Maricopa Fire Department’s Inter-Governmental Agreement (IGA) with Goodyear is over at the end of this fiscal year, but the relocation of the apparatus bay to the Fire Administration Complex is still on hold.

The City Council, at its April 19 meeting, tabled a recent amendment to conditional use permit 10-02 due to MFD needing more time to evaluate alternative placement of the apparatus bay on the property.

The IGA with Goodyear will end on June 30. Moving the engine company, currently housed there, would improve response times and coverage in Maricopa.

Currently, the department has two brick and mortar stations serving the city, Station 571 on Porter Road and Station 574 on Alterra Road, along with the company located at the Goodyear station.

“City council decided that they didn’t want to continue the fire services agreement with Goodyear,” said Maricopa Fire Chief Wade Brannon. “It (the contract) ends at the end of this fiscal year, and we are moving that engine company into town.”

An engine company is made up of one truck and four firefighters.

During the April 5 meeting, the department presented the city council with the plan of moving the metal apparatus bay to the fire administration buildings at 44624 W. Garvey Rd., which would cost $26,165. That sum would come out of the General Fund and be moved to Fire Department Support Services, buildings account, according to the staff report presented by MFD.

The breakdown of costs will be $19,565 on the teardown and relocation of the apparatus bay, $700 to relocate a storage container currently on the property and $900 to move the concrete barricades outside of the buildings.
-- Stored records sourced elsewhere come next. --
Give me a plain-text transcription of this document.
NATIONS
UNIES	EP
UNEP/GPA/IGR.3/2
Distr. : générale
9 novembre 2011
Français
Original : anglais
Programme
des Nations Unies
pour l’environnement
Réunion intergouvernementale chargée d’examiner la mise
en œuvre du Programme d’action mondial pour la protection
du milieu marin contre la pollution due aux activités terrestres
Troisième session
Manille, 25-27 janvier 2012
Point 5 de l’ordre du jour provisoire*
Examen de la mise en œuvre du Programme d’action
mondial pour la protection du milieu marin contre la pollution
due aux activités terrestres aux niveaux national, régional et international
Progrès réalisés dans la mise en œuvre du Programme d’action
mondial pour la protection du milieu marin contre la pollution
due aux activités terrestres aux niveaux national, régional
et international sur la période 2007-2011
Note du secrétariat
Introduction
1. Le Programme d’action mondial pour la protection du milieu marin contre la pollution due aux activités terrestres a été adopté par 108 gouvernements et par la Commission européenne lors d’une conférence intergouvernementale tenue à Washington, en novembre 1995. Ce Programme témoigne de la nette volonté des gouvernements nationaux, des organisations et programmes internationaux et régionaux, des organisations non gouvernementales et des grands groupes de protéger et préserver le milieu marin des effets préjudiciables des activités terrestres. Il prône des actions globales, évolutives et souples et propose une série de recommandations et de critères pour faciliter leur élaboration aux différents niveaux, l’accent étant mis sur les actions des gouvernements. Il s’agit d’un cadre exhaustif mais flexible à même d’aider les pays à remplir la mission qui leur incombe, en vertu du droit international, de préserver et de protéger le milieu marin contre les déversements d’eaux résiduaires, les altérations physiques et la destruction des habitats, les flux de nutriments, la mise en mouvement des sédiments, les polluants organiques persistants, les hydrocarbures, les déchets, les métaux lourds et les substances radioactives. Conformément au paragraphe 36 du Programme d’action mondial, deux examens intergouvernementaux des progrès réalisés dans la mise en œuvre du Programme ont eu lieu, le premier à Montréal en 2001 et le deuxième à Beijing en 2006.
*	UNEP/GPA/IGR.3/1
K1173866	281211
The other $5,000 will be made up of improvements to the landscaping and building repairs, phone line installation and data cabling.
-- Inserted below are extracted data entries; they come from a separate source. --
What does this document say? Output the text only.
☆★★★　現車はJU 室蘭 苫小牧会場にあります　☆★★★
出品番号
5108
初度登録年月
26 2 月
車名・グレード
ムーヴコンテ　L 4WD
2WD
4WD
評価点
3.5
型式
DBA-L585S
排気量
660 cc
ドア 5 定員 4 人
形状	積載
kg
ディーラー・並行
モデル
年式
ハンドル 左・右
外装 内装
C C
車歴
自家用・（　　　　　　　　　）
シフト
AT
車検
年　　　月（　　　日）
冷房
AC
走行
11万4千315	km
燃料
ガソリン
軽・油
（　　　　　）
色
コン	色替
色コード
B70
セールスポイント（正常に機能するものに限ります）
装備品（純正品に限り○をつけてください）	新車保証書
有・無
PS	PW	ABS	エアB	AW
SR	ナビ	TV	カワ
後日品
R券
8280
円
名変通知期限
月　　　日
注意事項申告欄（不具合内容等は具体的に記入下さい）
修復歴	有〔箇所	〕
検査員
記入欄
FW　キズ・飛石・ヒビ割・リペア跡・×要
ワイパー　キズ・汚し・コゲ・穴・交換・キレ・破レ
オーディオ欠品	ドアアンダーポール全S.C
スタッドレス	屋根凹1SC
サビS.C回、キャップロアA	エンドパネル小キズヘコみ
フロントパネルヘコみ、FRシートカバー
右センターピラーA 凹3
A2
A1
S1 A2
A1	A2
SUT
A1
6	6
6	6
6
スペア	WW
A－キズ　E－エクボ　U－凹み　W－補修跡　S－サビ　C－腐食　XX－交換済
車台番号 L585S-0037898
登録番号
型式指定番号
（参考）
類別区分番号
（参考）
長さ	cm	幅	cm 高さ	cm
With the company moving back into the city, response times will be faster, according to Brannon.

“We have performance measures that we are trying to meet,” Brannon said. “They measure how well we are able to get to properties, and there are parts of town in this business corridor, especially in Cobblestone and the northern part of Rancho El Dorado, that are difficult to get to from our current station locations.

“We can’t meet our time to get to those particular areas. This is the lowest cost alternative to put them here in an existing building that is relatively close to what we need.”

With the apparatus bay located at Garvey Road, the department will be able to stay within its performance time of responding to a call in four minutes.

The apparatus bay that would move to the Garvey Road location is currently at the corner of Bowlin and White & Parker Roads.

When Goodyear annexed a 67-square-mile parcel of the Sonoran Valley area in 2007, the department moved the company that was located there to the Goodyear fire station to help cover that area. That two-year IGA agreement was originally signed in April 2009.

“I’m personally really excited that we are getting to the point of improving service,” said Brannon about the move. “Once we get this company back into town, it will improve service with those areas that we’ve had some problems with over the years.”